Twice married, Debussy had numerous affairs. Green-eyed Gabrielle Dupont, who can be seen in all her statuesque glory among the photographs in Lockspeiser’s book, attempted suicide when their ten-year relationship ended, and his first wife shot herself on the Place du Concorde after a letter from Debussy telling her that the marriage was over (she survived). That’s the composer’s 11-year-old daughter, Claude-Emma (Chouchou), sharing a picnic on the grass with her straw-hatted father in the photograph on the cover of Arturo Benedetti Michelangeli’s 1988 recording of the Preludes. You can imagine something of the father-daughter relationship if you to go to “Debussy plays Debussy” on YouTube and listen as Debussy plays “Golliwog’s Cake-Walk,” from the Childrens Corner suite he wrote for Chouchou, whose smiles, he told a friend, “helped him overcome periods of black depression.” In a letter home, he writes of how sad he is “not to hear your songs and your laughter and all that noise which sometimes makes you an unbearable little person.” Before going into surgery in 1915, he tells his wife that she and Chouchou “are the only two beings who should prevent me from disappearing altogether.”
The Last Word
For Lockspeiser, Debussy’s child provides the most reliable eyewitness account of his death from cancer on March 25, 1918, as German artillery bombarded Paris. In a letter to her half-brother, she writes, “When I went back into the room Papa was sleeping and breathing regularly but in short breaths. He went on sleeping in this way until ten o’clock in the evening, and at this time, sweetly, angelically, he went to sleep for ever.” At the funeral, Chouchou did her best not to cry, for her distraught mother’s sake. “I saw him for the last time in that horrible box …. As I almost fell over I couldn’t kiss him.”

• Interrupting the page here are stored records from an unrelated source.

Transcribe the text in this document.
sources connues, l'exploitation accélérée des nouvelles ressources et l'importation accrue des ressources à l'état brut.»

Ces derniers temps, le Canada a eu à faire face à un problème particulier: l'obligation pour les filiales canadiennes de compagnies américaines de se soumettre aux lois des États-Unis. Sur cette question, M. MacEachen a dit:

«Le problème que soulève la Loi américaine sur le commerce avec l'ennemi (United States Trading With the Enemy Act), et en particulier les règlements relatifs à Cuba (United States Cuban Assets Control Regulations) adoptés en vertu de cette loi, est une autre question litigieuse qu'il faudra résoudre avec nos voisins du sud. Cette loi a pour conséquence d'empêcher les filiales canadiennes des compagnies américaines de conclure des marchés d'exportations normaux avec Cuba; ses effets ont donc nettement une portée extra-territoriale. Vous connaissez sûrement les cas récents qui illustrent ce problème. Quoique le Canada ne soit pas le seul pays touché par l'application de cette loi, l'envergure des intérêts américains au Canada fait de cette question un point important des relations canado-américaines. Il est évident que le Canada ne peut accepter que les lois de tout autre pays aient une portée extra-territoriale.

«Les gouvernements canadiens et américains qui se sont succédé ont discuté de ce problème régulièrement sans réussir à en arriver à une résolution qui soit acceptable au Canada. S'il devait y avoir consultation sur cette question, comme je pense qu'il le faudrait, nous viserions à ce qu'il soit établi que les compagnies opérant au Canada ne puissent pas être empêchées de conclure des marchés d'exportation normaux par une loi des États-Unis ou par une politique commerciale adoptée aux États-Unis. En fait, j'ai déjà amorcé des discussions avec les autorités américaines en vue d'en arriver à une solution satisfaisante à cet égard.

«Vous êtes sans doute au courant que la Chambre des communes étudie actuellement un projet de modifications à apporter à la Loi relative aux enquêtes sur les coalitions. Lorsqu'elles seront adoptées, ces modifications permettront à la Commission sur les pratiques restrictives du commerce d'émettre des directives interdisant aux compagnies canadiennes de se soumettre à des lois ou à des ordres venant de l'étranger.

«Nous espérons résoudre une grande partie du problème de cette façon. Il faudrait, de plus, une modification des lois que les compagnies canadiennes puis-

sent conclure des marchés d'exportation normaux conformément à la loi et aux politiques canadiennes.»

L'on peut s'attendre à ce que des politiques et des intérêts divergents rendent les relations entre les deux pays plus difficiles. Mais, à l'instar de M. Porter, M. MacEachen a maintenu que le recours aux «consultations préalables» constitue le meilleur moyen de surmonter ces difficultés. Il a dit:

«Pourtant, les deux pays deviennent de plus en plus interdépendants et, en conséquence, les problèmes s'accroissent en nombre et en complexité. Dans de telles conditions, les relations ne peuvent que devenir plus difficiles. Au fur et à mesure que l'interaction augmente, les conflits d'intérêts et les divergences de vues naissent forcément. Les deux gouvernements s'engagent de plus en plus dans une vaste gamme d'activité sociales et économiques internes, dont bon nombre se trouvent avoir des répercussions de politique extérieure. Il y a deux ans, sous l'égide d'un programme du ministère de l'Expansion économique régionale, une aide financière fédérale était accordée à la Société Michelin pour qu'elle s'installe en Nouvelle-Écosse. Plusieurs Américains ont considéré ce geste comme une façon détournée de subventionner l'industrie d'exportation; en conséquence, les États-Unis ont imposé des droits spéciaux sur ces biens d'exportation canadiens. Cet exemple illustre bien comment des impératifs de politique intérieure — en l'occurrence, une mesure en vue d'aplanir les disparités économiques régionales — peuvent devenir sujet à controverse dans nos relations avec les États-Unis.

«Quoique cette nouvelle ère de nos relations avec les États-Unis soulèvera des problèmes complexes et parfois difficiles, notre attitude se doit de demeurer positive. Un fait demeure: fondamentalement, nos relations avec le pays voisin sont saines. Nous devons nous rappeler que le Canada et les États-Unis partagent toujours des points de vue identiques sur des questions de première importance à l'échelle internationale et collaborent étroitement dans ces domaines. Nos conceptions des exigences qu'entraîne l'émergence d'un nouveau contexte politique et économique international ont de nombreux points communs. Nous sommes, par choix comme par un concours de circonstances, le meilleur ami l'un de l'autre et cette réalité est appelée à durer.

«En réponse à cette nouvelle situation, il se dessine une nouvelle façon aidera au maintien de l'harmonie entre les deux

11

Chouchou herself had less than a year to live. Her death, during the diphteria epidemic, was thought to be due to an erroneous diagnosis.
Edward Lockspeiser’s biography was an invaluable resource that would not have been available but for the Princeton Public Library, which also had the Claudio Abbado Wiener Philarmonic recording of Pelléas et Mélisande, a hypnotic experience when listened to with headphones between midnight and three in the morning. I also consulted Debussy On Music, which I found at last year’s Bryn Mawr-Wellesley Book Sale.